From Raw Corpora to Domain Benchmarks: Automated Evaluation of LLM Domain Expertise

This paper introduces a deterministic, automated pipeline that transforms raw domain corpora into completion-style benchmarks to provide scalable, unbiased, and LLM-independent evaluations of domain expertise in both base and instruction-tuned models, effectively addressing issues of benchmark contamination and multiple-choice bias.

Nitin Sharma, Thomas Wolfers, Ça\u{g}atay Yıldız

Published 2026-03-09
📖 4 min read☕ Coffee break read

Here is an explanation of the paper, translated into everyday language with some creative analogies.

The Big Problem: How Do We Really Know What an AI "Knows"?

Imagine you have a library of books on Quantum Physics. You want to know which of your students (or AI models) actually understands the material, and which one just memorized the answers to a specific test.

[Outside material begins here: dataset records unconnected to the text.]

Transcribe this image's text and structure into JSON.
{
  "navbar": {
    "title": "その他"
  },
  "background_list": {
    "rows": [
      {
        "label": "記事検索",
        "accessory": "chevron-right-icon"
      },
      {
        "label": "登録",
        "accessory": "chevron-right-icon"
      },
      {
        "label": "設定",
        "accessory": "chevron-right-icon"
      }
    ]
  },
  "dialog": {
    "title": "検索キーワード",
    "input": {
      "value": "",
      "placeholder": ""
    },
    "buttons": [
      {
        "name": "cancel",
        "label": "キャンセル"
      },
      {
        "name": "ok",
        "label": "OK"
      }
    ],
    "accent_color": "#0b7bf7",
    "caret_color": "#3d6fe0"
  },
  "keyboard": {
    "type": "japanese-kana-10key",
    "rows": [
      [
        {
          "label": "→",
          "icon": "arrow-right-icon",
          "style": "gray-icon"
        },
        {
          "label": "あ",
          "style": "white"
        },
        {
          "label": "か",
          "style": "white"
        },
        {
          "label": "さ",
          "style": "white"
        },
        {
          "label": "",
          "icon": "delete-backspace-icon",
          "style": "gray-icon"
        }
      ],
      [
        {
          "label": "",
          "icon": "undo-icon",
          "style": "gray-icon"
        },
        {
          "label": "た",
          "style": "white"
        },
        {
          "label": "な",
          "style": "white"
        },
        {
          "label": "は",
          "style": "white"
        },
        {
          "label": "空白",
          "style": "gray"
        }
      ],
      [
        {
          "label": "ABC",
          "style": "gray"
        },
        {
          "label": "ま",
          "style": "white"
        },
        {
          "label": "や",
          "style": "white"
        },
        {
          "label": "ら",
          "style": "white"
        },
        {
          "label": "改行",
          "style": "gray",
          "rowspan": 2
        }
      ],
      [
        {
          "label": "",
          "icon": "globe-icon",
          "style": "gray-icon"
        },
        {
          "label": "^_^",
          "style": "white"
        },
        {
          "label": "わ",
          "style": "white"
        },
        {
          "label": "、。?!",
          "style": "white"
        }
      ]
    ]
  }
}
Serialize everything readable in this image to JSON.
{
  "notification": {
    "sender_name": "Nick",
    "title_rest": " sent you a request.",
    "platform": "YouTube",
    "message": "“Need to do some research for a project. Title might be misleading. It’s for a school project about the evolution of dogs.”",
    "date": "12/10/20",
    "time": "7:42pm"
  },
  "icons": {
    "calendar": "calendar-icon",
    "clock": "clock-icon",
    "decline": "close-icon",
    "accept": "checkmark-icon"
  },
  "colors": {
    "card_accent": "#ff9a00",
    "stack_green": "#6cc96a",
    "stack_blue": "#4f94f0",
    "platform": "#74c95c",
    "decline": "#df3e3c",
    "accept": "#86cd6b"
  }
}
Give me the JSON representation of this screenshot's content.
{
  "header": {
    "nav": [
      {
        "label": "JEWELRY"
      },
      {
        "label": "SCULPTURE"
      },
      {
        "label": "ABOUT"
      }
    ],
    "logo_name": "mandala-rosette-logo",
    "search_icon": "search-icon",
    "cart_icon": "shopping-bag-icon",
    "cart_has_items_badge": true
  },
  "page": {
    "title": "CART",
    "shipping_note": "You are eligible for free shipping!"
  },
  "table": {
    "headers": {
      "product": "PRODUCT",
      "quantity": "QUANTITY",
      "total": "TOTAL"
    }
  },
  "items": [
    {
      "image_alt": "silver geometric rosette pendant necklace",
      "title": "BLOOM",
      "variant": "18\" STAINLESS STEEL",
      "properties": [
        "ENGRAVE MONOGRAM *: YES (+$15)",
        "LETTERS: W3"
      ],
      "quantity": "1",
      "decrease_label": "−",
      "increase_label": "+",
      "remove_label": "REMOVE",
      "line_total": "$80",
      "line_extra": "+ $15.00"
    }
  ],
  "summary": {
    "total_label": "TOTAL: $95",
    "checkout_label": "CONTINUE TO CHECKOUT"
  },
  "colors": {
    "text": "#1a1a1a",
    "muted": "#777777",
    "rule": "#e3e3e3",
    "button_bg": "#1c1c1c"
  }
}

Currently, the way we test AI is like giving them a Multiple Choice Quiz (like the MMLU benchmark). The paper argues this is a terrible way to test real expertise for three reasons:

  1. The "Order Matters" Bug: If you shuffle the order of the answers (A, B, C, D), the AI's score changes wildly. It's like a student who only knows how to pick "C" because it's always in the middle, not because they know the answer.
  2. The "Cheating" Problem: Many of these tests are already in the AI's training data. It's like giving a student a final exam they've already seen the answers to online. They aren't showing knowledge; they're showing memory.
  3. The "Generalist" Trap: Standard tests ask broad questions. They don't tell you if an AI is a genius at neuroscience but terrible at cardiology.

The Solution: A Custom "Fill-in-the-Blank" Factory

The authors built a deterministic pipeline (a step-by-step machine) that turns raw, messy text from a specific field (like medical journals or physics papers) into a custom test.

Think of it like this:

  • Old Way: You buy a pre-made, generic trivia game and hope it covers the specific topic you care about.
  • New Way: You take a stack of raw textbooks, feed them into a machine, and it automatically generates a unique "Fill-in-the-Blank" test based only on the words and concepts found in those books.

How the Machine Works (The 4-Step Recipe)

  1. Mining for Gold (Keyword Extraction): The system reads thousands of papers and pulls out the most important "buzzwords" (e.g., "reinforcement learning," "phylogenetic tree"). It filters out boring words like "the" or "study."
  2. Finding the Context (Sentence Matching): For every buzzword, it finds sentences in the text that talk about that word.
  3. Building the Puzzle (Prompt-Target Pairs): It takes a sentence and cuts it off right before a key term.
    • The Prompt: "Prior attempts at improving data efficiency in reinforcement learning involved the use of an Experience..."
    • The Target: "...Replay."
    • The AI has to guess the missing word.
  4. The Scorecard (Ranking): Instead of asking "Did it get it right or wrong?", the system asks: "How high up on the AI's list of guesses was the correct word?"
    • If the AI puts the correct word as its #1 guess, that's a perfect score.
    • If it puts it as #500, it's struggling.
    • Why this matters: This measures confidence and knowledge without needing the AI to be a perfect conversationalist.

Why This is a Game Changer

The paper validates this method with some cool experiments:

  • The "Expert" Check: They compared their auto-generated test against a test written by human experts from a famous textbook. The results matched almost perfectly (99% correlation). This proves their machine is as good as a human expert at building a test.
  • The "Learning" Tracker: They watched an AI learn during its training.
    • Old Metric (Perplexity): Like checking a student's handwriting. It gets neater over time, but doesn't tell you if they actually learned the math.
    • New Metric (Their Rank): Like watching the student solve problems. You can see exactly when they start understanding the specific topic.
  • The "Chatbot" Surprise: They tested "Base" models (raw, smart but blunt) vs. "Chat" models (polished, helpful, aligned with human rules).
    • The Shock: The "Chat" models often performed worse on specific domain knowledge than the raw "Base" models.
    • The Analogy: It's like taking a brilliant, grumpy professor (Base Model) and hiring a PR team to make them polite and friendly (Chat Model). In the process, the PR team accidentally made the professor forget some of their deep technical details to sound more "safe" and "general." The authors call this the "Alignment Tax."

The Bottom Line

This paper gives us a scalable, cheat-proof, and unbiased way to test if an AI is actually an expert in a specific field (like Law, Medicine, or Physics).

Instead of relying on multiple-choice questions that can be gamed or contaminated, they built a machine that turns raw domain data into a "Fill-in-the-Blank" exam. This allows researchers to see exactly how much an AI knows, how it learns, and whether making it "safer" (via instruction tuning) accidentally makes it "dumber" at its actual job.